Lisi: Over the next four years, I would like to see an increase in net school spending, meaningful family engagement, and clear benchmarks for what the city needs to do to be released from receivership.
The city of Holyoke contributes only the minimum, “net school spending” required by law to the school budget. The remaining 87 percent of school spending comes from the state. Holyoke must increase its local contribution, if we want to create high-quality public education that will attract new families and businesses to our city. I would prioritize spending on enrichment programming for students and creating a salary structure that rewards experienced classroom teachers for developing their skills and remaining in-district.
The frequency of family engagement has increased significantly under receivership. However, we must find ways to ensure that those interactions are meaningful and that the district is responsive to family and caregiver voices.
One way we can partner with families and help amplify their voices is by working together to advocate for clear benchmarks for what the city needs to accomplish to be released from state receivership. Once there is clarity about the goals, we can focus family and community efforts in those areas to reestablish local control.

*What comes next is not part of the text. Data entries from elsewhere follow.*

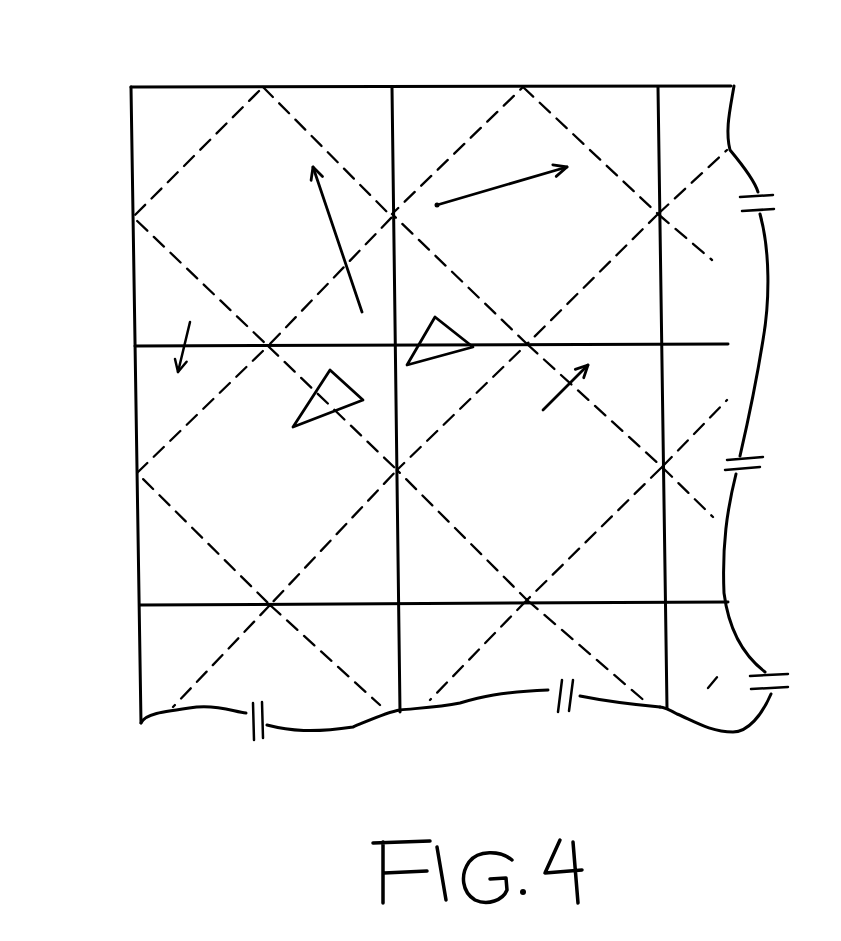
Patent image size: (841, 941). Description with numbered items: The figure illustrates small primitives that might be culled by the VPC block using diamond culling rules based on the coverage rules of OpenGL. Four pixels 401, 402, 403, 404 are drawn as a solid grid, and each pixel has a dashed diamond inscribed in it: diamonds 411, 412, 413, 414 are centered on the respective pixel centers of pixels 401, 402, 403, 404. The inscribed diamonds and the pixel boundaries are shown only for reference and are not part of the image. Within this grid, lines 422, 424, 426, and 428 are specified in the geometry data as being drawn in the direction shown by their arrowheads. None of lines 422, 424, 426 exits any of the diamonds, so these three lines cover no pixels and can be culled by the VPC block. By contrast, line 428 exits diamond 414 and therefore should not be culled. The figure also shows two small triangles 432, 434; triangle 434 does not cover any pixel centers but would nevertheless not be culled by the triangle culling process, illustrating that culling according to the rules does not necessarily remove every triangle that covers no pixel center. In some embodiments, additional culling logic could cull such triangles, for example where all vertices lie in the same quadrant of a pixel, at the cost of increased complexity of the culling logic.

The pixel 401 is at (172, 93).
The pixel 402 is at (433, 96).
The pixel 403 is at (147, 387).
The pixel 404 is at (633, 388).
The diamond 411 is at (273, 181).
The diamond 412 is at (556, 278).
The diamond 413 is at (286, 524).
The diamond 414 is at (551, 533).
The line 422 is at (190, 322).
The line 424 is at (330, 231).
The line 426 is at (492, 184).
The line 428 is at (562, 394).
The triangle primitive 432 is at (457, 303).
The triangle 434 is at (320, 413).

Sheehan: As mayor, I have a strong commitment to the education of our students in the public schools. As a lifelong resident of the city, I was educated in the Holyoke Public Schools. It broke my heart to see our schools enter receivership, but now six years later we must regain local control.

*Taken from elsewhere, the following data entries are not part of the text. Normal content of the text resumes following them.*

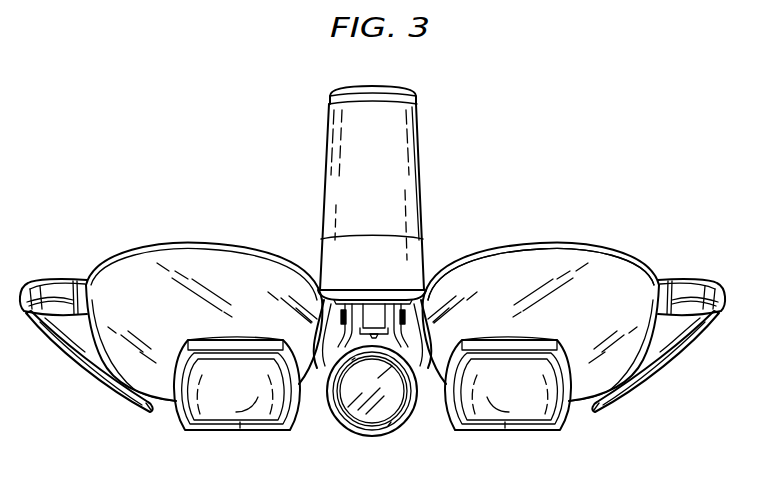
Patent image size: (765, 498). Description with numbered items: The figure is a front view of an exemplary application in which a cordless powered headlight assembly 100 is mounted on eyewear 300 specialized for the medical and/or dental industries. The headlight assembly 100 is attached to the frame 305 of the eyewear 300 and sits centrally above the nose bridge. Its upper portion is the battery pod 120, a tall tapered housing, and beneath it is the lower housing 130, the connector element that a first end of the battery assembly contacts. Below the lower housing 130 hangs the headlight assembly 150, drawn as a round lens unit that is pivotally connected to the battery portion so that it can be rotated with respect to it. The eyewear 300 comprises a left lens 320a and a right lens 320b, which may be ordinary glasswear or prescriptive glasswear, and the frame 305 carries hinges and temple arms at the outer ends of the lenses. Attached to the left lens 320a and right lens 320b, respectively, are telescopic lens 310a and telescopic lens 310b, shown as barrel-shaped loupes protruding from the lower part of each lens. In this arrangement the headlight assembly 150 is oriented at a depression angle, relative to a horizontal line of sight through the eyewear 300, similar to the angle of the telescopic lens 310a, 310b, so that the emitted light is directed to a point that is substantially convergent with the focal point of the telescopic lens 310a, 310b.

The cordless headlight assembly 100 is at (303, 122).
The battery pod 120 is at (405, 150).
The lower housing 130 is at (428, 258).
The headlight assembly 150 is at (337, 425).
The eyewear 300 is at (585, 245).
The frame 305 is at (540, 245).
The telescopic lens 310a is at (233, 430).
The telescopic lens 310b is at (517, 430).
The left lens 320a is at (115, 277).
The right lens 320b is at (630, 277).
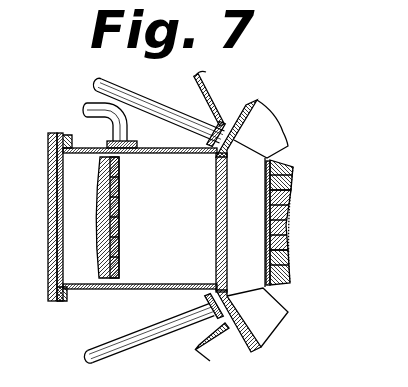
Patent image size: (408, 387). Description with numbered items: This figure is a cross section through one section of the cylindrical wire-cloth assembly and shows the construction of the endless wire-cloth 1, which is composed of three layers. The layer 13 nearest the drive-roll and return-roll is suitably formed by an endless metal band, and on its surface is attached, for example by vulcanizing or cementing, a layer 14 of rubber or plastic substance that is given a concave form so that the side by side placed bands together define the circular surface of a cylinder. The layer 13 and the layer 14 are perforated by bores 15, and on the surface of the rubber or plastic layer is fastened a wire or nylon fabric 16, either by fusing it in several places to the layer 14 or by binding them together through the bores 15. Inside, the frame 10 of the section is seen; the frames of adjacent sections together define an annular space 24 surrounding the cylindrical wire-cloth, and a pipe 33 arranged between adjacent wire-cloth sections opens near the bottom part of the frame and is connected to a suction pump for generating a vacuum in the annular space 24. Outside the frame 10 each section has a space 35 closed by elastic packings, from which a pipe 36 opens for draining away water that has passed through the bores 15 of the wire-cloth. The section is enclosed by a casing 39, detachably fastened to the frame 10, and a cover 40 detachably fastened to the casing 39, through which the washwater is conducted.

As a member of the School Committee, I already have a strong working relationship with the Receiver. I want to see the continued growth of our Pre-K programs as well as our dual language program.
Our graduation rate has continued to increase as we see more of our students be college and career ready. I would want to expand vocational education in Holyoke and continue to see Dean grow. We are taking important steps in Holyoke to create a middle school experience which is very important for student development. A main goal around our schools is also to see the district exit receivership. I will work with the commissioner, School Committee, educators, families, and community to restore local control. I will have a plan in place immediately to end receivership. Working together, I see our schools continuing to prepare our students for a bright future.

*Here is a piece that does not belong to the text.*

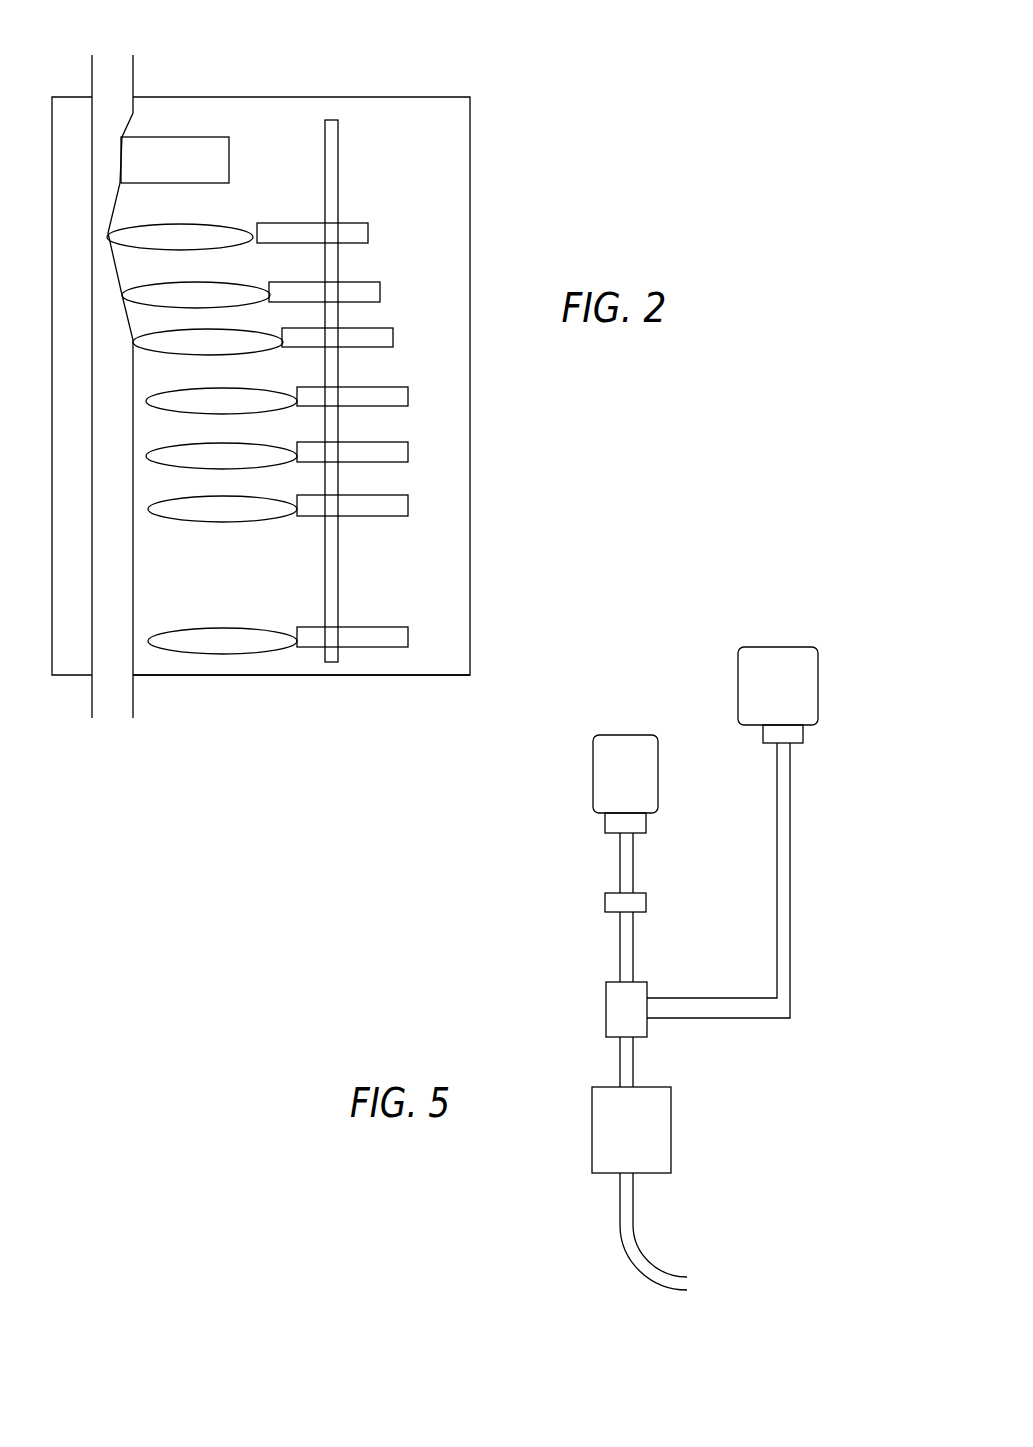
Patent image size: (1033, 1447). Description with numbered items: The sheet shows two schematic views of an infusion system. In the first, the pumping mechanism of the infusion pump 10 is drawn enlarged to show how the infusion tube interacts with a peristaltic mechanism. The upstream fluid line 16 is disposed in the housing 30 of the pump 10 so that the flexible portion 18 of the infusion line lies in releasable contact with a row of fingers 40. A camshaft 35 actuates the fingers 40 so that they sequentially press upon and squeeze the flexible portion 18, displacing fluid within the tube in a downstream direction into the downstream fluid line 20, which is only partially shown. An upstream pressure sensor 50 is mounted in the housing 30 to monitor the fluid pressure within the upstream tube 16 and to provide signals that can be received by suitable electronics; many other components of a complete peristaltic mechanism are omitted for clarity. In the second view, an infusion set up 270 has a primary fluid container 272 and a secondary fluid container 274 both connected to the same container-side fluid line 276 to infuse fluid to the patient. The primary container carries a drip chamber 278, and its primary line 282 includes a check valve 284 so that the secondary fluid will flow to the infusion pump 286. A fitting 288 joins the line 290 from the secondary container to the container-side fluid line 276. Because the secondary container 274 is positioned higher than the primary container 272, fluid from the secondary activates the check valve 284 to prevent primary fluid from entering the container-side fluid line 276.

Sullivan: Under my leadership, we will bring our schools out of receivership with a dynamic plan to reboot and revitalize our education system. We will raise standards and expectations within our programs while providing the resources our children need to grow and learn so they can be successful in their lives. We will also take steps to reform Dean Tech and return it to prominence as a high functioning academy producing students who are ready to take on good-paying jobs in the trades. Lastly, we will evaluate the factors contributing to the high rates of ADHD, Autism and Asthma occurring in our children. These health issues may or may not be related to the function of our school department, but we cannot turn a blind eye to the suffering of our children, especially children of color who are disproportionately impacted by these conditions.